Diocese of Montreal reaches out to wider community

Published February 1, 2000


THE DIOCESE OF Montreal continues to weather political upheaval and a population drain that has threatened its survival in a predominantly Roman Catholic and French Canadian faith and cultural community.

It has not been easy, said Bishop Andrew Hutchison, but the survival instincts that have driven many congregations are also fuelling a renewed sense of purpose and a desire to be a force of ministry in the community.

“The Anglican Church in Montreal has always been terribly English and the leaders of English life in Montreal also tended to be the leaders in our churches,” he said. “In the years since the start of the Quiet Revolution in Quebec – there were 100,000 or more members of the Anglican church – since the 1960s, 75 per cent vanished westward along the 401.”

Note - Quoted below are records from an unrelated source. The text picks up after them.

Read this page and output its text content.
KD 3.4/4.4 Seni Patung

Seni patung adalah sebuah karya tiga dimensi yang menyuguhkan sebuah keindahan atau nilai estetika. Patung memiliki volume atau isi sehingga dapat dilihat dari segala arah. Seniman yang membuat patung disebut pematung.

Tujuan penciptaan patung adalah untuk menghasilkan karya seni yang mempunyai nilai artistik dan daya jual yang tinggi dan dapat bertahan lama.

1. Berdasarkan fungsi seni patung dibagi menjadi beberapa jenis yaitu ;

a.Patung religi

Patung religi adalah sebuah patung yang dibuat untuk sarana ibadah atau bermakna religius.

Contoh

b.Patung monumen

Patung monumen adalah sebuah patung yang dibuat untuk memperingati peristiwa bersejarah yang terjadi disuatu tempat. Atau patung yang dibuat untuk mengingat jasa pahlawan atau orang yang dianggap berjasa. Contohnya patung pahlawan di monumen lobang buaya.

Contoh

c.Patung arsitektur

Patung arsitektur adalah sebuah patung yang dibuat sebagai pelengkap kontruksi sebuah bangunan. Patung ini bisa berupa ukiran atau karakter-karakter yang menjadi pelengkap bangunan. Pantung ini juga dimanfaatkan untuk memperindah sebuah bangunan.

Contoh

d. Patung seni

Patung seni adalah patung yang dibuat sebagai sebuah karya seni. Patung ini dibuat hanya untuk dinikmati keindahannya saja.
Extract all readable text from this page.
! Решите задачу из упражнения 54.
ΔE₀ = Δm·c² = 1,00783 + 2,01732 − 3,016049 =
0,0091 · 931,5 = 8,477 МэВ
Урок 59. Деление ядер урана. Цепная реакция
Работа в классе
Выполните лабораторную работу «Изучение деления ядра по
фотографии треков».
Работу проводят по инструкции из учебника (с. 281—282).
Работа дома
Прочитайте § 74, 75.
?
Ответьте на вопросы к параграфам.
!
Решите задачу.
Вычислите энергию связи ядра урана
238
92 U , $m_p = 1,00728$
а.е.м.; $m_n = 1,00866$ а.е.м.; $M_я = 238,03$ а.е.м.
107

Bishop Hutchison said the ongoing challenge is not only to remain a faithful presence in the diocese, but also to maintain the infrastructure. The diocese covers the city and island of Montreal, the Laurentians, the south shore of the Montreal region and part of the Eastern Townships.

There are 122 Anglican churches in the diocese. In the past 10 years, some have had to close. Others have seen a shift to part-time or shared ministry arrangements. Making these changes, said the bishop, is never easy for anyone.

“Generally, when you talk to people they’ll say, ‘Sure, close another 20 churches, but don’t close mine.’ It continues to be a problem.”

“Churches are more than bricks and mortar, they are markers of history and community. One of our needs is to continually manage our assets.”

He added that the diocesan family has many valuable assets, but is cash poor.

When he became bishop in 1990, Bishop Hutchison made it a requirement that all priests in the diocese be functionally bilingual – though the overwhelming majority of parishes are English-speaking.

“It is true that they could survive without a word of French, but it is important to be able to connect with the community outside of the church walls,” he said. “I make an effort to include some French in liturgy. It is met with grace and genuine appreciation. We cannot be an island unto ourselves. We must represent ourselves as a servant church.”

To that end, the diocese has initiated, or is participating in, a number of projects to reach the wider community including a shelter program and a community feeding project. A ministry to street people in downtown Montreal “ministers to more people now than the church it replaced,” the bishop said.

In addition, the diocese is the largest corporate sponsor of refugees in the community, and has set up a companionship diocesan arrangement with the church in southwestern Brazil. While the number of people available to participate in this work has decreased, those who remain are committed to their projects.

“All things work together for good for those who love God,” Bishop Hutchison said. “We are so much smaller at the moment, but we are still as committed and working as effectively as we did before our difficulties.”

The hard work is also bringing about a spiritual renewal. “The sisters of St. John the Divine have established a wonderful centre for retreats, there is ongoing interest in the Education for Ministry program, and we have re-established the diaconate.”

A major congregational development program is under way to help congregations assess and develop existing resources.

In many ways, the challenges the Anglican church has faced in Montreal have been a catalyst for positive change, Bishop Hutchison said. For example, Christ Church, one of the oldest parishes, had shrunk to three or four people coming together to worship every other week.

The decision to buy a rectory and install a bilingual priest was not taken lightly, said the bishop, but a renewal has begun in the parish. “There were 120 people at this induction,” said the Bishop. “Every Sunday, there are more people attending the French language service.”

Meanwhile, in a new subdivision, a growing French language ministry is attracting 300 people per Sunday, mostly young families, to worship in a school gym. “I hope they never have a building,” Bishop Hutchison said. “At the moment, all their income can go to parish ministry and outreach. They don’t have mortgage payments over their heads.” Despite the positive signs, there are still some lingering problems, not the least of which is the annual drain of population as people leave to go west, seeking jobs. “We lose about 2,000 Anglicans each year,” the bishop said. “But even in the face of that, we can still say the church is more than an institution. We are supported by God and even when the buildings are gone, we will still be here ministering to people.”

Nancy Devine is a writer and editor living in Aurora, Ont.